@ Wamster
Another possibility is that he doesn't want her to be able to leave without consequences, in case she does.
Around half of all marriages end in divorce, mostly initiated by wives. Most men are aware of this from personal experience as they and their friends and colleagues get older. Probably more stay unhappily together because the parties see no alternative.
Most or probably all men are likewise broadly aware that divorces are financially bad for them - unless they marry someone much wealthier, or unless they quit work to become a house husband financially supported by their wife.
If you buy a teapot based on the salesman's claims that it also makes the tea, then what he said to get you to buy the teapot is part of the deal. If this later turns out to be untruthful, you can give back the teapot and he has to give you back the money.

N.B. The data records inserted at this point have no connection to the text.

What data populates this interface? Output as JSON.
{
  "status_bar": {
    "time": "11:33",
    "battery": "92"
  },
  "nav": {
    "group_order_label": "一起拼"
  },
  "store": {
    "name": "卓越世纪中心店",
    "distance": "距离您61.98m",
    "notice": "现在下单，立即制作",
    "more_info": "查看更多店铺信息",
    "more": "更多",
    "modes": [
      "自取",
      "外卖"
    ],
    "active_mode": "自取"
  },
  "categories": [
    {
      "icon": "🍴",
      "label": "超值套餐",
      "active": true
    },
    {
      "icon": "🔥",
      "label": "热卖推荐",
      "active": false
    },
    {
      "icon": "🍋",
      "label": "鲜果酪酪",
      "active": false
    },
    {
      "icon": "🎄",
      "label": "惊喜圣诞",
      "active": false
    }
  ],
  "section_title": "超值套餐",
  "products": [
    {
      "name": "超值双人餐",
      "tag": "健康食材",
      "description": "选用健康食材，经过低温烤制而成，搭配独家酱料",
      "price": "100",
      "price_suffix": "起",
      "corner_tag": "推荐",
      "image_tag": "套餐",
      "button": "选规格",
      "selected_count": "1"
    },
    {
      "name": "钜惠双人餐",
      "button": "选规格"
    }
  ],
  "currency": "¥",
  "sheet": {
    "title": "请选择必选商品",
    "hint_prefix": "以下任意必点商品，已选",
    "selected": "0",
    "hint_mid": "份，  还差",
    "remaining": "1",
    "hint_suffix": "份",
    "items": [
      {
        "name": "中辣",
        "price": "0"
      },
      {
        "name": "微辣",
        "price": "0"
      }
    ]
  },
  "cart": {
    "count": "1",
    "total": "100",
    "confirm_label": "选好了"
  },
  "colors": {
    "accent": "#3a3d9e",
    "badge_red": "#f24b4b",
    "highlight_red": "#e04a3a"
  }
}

This is not the case with marriage, where if one party conceals that they used to be a drug addict, or a prostitute, or a convicted criminal - or have become one subsequently - the other can get it ended, but not unravelled / annulled, and there'd rarely be any difference in the financial or child care outcome.
Most men get to observe this and many probably see this as uniquely unfair. The rate of marriages in the UK is in long term decline. I don't know of any detailed study into why, but suspect that men's rather than women's reluctance has most to do with this. If the option of living together - with children, but with reduced / no financial risk - is available to them, they take it. Same upside, less downside.
One can argue until one's blue in the face as to whether this is correct / right / immoral or whatever, but it doesn't really matter, if it's what men believe.
In Wamster's suggestion above, the risk with the list of suggestions is that it amounts to a demand for money. If it looks like her main reason for wanting to get married is so that she'll be OK at his expense if she ever feels like leaving, then in effect he probably wants not to get married for exactly the reasons that she does.
This may not be the exact case in the OP's circumstances, but I'd strongly suspect that something like the above has coloured her DH's thinking.
Which is why I suggest she needs to understand what he sees as the benefits and drawbacks of marriage to him. Not to her, not to the baby but to him. How is it good for him?
If he can't actually think of any benefits, and the drawbacks are "most marriages fail or are unhappy and you would take me to the cleaners in a divorce", then there may be more work to be done on this relationship than she yet knows.
Men will get married, because they think their marriage will be among the minority that works rather than the majority that doesn't, but some need persuading to this view.